26 AĞUSTOS 1922 CUMARTESİ


         “Türkiye tarihinin önemli bir dönüm noktası. Büyük Taarruz: Sabah saat 03’te ordugâhtan kalkan Başkomutan Mustafa Kemal, Genelkurmay Başkanı (Bakanı) Fevzi Paşa, Batı Cephesi Komutanı İsmet Paşa, Birinci Ordu’nun gözetleme yeri olan Kocatepe’ye geldiler. Gün ağarırken sabah saat 05’te gürültülü top atışlarıyla saldırı başladı. Ardından piyadeler ilerlemeye başladılar. Bütün cephede düşmanla temasa gelindi. Top atışları başladığı zaman Afyon’daki bir balodan üç saat önce dönmüş olan Yunan subayları şaşkınlık geçirdiler. Türk ordusunun süngü hücumuna kalkan bazı tümenleri ilk olarak 6.55’te Tınaztepe’yi, 9.00’da Belentepe’yi aldılar. 11.25’te Türkmentepe alındı. Sivritepe ve Kırcaarslan tepeleri bir ara Yunanlıların eline geçtiyse de sonra yeniden kurtarıldı. Türk kuvvetlerinin çökertmeye çalıştığı Yunan cephesinin uzunluğu 20 kilometreyi buluyor. Top sesleri Afyon’da bir gök gürültüsü gibi duyuluyor. Trikopis, Afyon’daki Yunan hastanelerinin boşaltılmasını ve Uşak’a nakledilmesini emretti.

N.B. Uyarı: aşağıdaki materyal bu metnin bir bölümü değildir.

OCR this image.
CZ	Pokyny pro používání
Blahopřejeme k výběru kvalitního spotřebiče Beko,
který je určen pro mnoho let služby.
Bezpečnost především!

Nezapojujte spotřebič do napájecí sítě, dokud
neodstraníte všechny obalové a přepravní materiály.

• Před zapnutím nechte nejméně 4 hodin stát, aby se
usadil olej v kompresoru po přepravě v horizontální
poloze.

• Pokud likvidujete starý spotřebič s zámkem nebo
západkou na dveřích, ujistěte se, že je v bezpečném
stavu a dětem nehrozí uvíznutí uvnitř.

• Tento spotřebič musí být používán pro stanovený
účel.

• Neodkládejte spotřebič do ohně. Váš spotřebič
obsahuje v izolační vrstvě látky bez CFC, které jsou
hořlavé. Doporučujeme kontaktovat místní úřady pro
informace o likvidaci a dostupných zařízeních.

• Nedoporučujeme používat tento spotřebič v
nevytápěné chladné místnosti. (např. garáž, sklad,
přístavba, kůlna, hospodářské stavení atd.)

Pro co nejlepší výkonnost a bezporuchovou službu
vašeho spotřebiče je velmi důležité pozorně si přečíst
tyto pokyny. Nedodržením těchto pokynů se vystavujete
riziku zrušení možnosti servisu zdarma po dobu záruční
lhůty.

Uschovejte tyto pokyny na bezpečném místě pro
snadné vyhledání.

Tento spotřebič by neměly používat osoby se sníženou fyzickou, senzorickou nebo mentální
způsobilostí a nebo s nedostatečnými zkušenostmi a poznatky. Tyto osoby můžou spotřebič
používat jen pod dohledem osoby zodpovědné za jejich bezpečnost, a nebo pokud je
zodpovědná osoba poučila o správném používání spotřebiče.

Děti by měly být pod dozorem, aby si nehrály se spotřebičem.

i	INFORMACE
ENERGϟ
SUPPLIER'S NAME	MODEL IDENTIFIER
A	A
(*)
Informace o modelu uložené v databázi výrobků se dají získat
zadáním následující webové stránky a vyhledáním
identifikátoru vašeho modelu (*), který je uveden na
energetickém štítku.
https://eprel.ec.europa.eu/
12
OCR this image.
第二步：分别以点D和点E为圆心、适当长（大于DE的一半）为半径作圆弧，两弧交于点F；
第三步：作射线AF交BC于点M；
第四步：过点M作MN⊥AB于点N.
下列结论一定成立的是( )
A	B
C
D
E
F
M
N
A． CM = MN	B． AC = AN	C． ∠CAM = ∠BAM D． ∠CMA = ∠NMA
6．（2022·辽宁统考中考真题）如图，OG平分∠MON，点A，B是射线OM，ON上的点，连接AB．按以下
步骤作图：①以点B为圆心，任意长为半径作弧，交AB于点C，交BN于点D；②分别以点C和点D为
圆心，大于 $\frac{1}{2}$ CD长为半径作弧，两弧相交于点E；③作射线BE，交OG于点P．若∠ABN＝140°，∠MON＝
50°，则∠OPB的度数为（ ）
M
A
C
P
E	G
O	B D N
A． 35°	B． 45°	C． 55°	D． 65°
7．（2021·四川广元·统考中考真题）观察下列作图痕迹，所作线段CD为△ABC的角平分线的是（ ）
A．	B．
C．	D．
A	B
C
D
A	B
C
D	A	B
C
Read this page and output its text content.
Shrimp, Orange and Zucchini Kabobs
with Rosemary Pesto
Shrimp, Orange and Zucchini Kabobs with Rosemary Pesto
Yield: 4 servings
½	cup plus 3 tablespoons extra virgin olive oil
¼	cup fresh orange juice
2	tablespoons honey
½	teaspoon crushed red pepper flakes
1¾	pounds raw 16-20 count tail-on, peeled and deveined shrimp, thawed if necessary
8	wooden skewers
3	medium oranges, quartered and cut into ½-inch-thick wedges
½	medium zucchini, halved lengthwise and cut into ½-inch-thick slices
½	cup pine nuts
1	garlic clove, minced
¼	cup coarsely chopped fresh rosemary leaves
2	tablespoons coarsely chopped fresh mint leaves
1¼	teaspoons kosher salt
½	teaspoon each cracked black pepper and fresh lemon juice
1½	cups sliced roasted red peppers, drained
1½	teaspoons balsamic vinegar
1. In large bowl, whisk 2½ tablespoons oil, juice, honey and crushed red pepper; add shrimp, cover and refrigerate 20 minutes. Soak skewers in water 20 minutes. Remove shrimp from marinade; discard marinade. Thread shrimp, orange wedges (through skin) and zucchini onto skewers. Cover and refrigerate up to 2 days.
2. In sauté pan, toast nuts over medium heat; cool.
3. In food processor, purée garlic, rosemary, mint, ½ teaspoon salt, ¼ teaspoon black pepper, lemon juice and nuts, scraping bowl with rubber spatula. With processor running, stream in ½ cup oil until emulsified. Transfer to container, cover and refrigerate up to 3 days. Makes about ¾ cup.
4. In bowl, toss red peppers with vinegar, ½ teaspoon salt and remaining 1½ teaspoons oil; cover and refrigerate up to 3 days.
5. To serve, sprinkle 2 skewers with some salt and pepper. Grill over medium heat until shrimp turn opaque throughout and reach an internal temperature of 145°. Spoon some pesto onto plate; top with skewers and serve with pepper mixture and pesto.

Nakil işi akşama kadar tamamlandı. Parçalı bulutlu ve rüzgârlı bir havaya rağmen Türk uçakları, 12 keşif uçuşu 4 hava çarpışması yaptı, 3 Yunan uçağına kendi hatları gerisine zorunlu iniş yaptırıldı, bir Yunan uçağı düşürüldü. (Birçok basılı yayından alıntı…)

         Kılıç Ali’nin anıları: Herkes telaş ve endişe içinde sabırsızlıkla haber bekliyor. Asker mebusların her biri aklına ve görüşüne göre mütalaa yürütülüyor.

         Batı Cephesi’nin diğer kısmında bulunan Seyitgazi’de de Türk ordusu Yunan kuvvetlerini oyalamak için saldırıya başladı.

         Meclis’in gizli oturumunda, Fevzi Paşa’nın saldırının başladığını bildiren telgrafı okundu. Başbakan Rauf Bey, bunun birkaç gün gizli tutulmasını istedi. Ordunun başarısı için dua okundu. Telgrafa verilen cevapta Tanrı’dan orduyu muzaffer kılması dileğinde bulunuldu.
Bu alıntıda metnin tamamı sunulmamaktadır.